5. Ответ: Инородное тело глотки. После местной анестезии удаление инородного тела. Назначают полоскание глотки антисептическими растворами.
ТЕМА № 12
1.Ответ: Диагноз: Остеома правой лобной пазухи. Хирургическое лечение, фронтотомия с удалением остеомы.
2. Ответы: Диагноз: Новообразование левой верхнечелюстной пазухи, клеток решётчатого лабиринта. Биопсия новообразования, компьютерная томография околоносовых пазух и носоглотки.

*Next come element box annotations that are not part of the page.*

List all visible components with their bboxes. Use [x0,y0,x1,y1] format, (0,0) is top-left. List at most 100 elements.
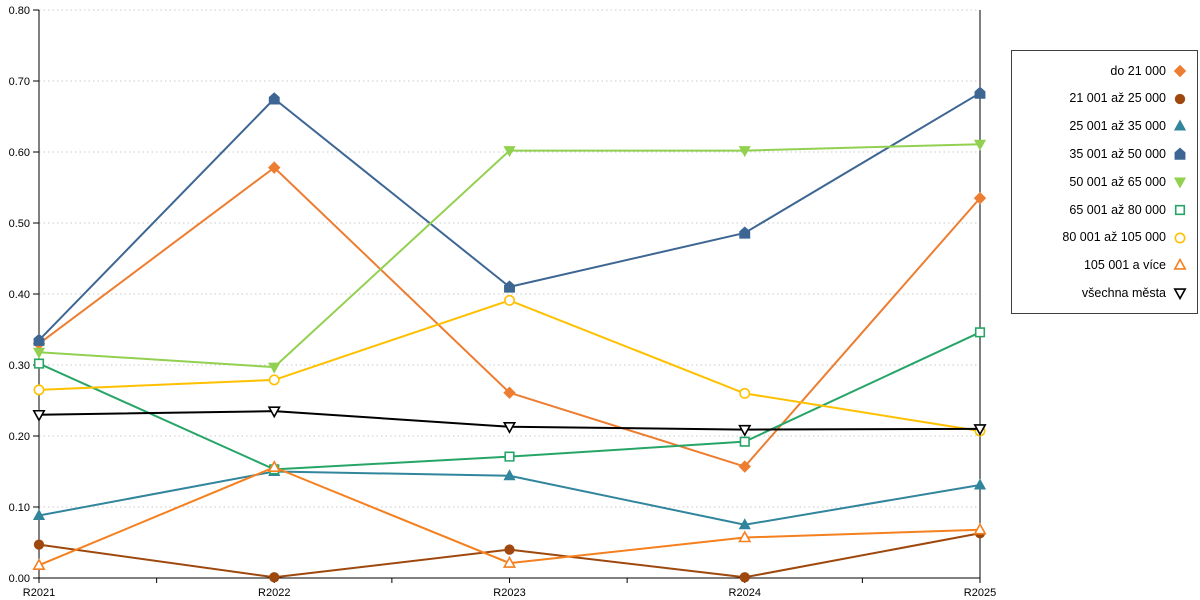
data-point-marker [974,327,986,338]
legend-item-9[interactable]: všechna města [1012,285,1197,301]
data-point-marker [268,92,280,105]
y-axis-tick-label: 0.10 [9,502,30,514]
data-point-marker [503,386,516,399]
data-point-marker [973,424,987,437]
series-9 [32,406,987,437]
data-point-marker [33,384,45,396]
data-point-marker [1173,64,1187,78]
data-point-marker [267,406,281,419]
data-point-marker [973,522,987,535]
x-axis-tick-label: R2021 [23,587,55,599]
legend-label: 105 001 a více [1083,258,1166,273]
data-point-marker [739,387,751,399]
data-point-marker [1174,204,1186,215]
data-point-marker [267,460,281,472]
data-point-marker [268,161,281,174]
series-8 [32,460,987,570]
data-point-marker [1174,93,1186,104]
legend-marker-icon [1174,204,1186,215]
data-point-marker [738,518,751,530]
series-5 [32,139,987,374]
data-point-marker [504,294,515,306]
legend-label: 21 001 až 25 000 [1069,91,1166,106]
y-axis-tick-label: 0.40 [9,289,30,301]
data-point-marker [973,478,987,490]
series-3 [32,464,987,530]
legend-item-6[interactable]: 65 001 až 80 000 [1012,202,1197,218]
legend-marker-icon [1173,177,1187,189]
data-point-marker [739,436,750,447]
data-point-marker [1173,177,1187,189]
data-point-marker [738,460,751,473]
legend-item-2[interactable]: 21 001 až 25 000 [1012,91,1197,107]
legend-item-5[interactable]: 50 001 až 65 000 [1012,174,1197,190]
series-line [38,532,981,579]
legend-item-1[interactable]: do 21 000 [1012,63,1197,79]
legend-marker-icon [1173,288,1187,301]
series-4 [33,86,986,346]
data-point-marker [503,469,516,481]
legend-marker-icon [1174,93,1186,104]
series-line [38,299,981,433]
data-point-marker [1173,288,1187,301]
data-point-marker [504,544,515,555]
data-point-marker [974,86,986,99]
x-axis-tick-label: R2025 [964,587,996,599]
series-6 [33,327,986,475]
y-axis-tick-label: 0.20 [9,431,30,443]
data-point-marker [973,139,987,151]
legend-item-4[interactable]: 35 001 až 50 000 [1012,146,1197,162]
data-point-marker [738,146,751,158]
data-point-marker [33,333,45,346]
series-2 [33,528,986,583]
y-axis-tick-label: 0.70 [9,76,30,88]
y-axis-tick-label: 0.80 [9,5,30,17]
data-point-marker [32,347,46,359]
data-point-marker [973,191,987,205]
legend-marker-icon [1173,258,1187,271]
data-point-marker [502,555,517,568]
data-point-marker [738,530,752,543]
data-point-marker [33,358,45,369]
y-axis-tick-label: 0.00 [9,573,30,585]
data-point-marker [739,226,751,239]
data-point-marker [32,508,46,520]
legend-marker-icon [1173,64,1187,78]
data-point-marker [269,572,280,583]
data-point-marker [33,539,45,550]
legend-marker-icon [1173,119,1187,131]
legend-item-3[interactable]: 25 001 až 35 000 [1012,118,1197,134]
data-point-marker [32,558,46,570]
x-axis-tick-label: R2022 [258,587,290,599]
x-axis-tick-label: R2023 [493,587,525,599]
data-point-marker [1174,232,1186,244]
data-point-marker [1173,119,1187,131]
series-line [38,166,981,468]
legend-label: 80 001 až 105 000 [1062,230,1166,245]
data-point-marker [1174,147,1186,160]
data-point-marker [504,280,515,293]
data-point-marker [503,146,516,158]
data-point-marker [738,424,752,437]
x-axis-tick-label: R2024 [729,587,761,599]
legend-label: 50 001 až 65 000 [1069,174,1166,189]
legend-item-7[interactable]: 80 001 až 105 000 [1012,230,1197,246]
data-point-marker [739,572,750,583]
data-point-marker [502,422,517,434]
data-point-marker [504,451,515,462]
legend-item-8[interactable]: 105 001 a více [1012,257,1197,273]
y-axis-tick-label: 0.60 [9,147,30,159]
legend-label: do 21 000 [1110,63,1166,78]
y-axis-tick-label: 0.50 [9,218,30,230]
series-line [38,331,981,471]
legend-label: všechna města [1081,285,1166,300]
data-point-marker [1173,258,1187,271]
data-point-marker [268,374,280,386]
legend-label: 65 001 až 80 000 [1069,202,1166,217]
series-7 [33,294,986,437]
chart-legend: do 21 000 21 001 až 25 000 25 001 až 35 00… [1011,50,1198,314]
legend-marker-icon [1174,232,1186,244]
legend-label: 35 001 až 50 000 [1069,146,1166,161]
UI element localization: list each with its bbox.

3.Ответ: Диагноз: Новообразование правой верхнечелюстной пазухи. (Рак? 4 стадия) Гнойный фронтит.
Биопсия новообразования, компьютерная томография.
Лучевая и химио-терапия.
4. Ответ: Диагноз: Искривление носовой перегородки. Ангиофиброма носоглотки.
Удаление ангиофибромы носоглотки; в плановом порядке – операция: подслизистая резекция носовой перегородки.
5. Ответ: Диагноз: Фиброма гортани. Лечение хирургическое – удаление фибромы эндоларингеально.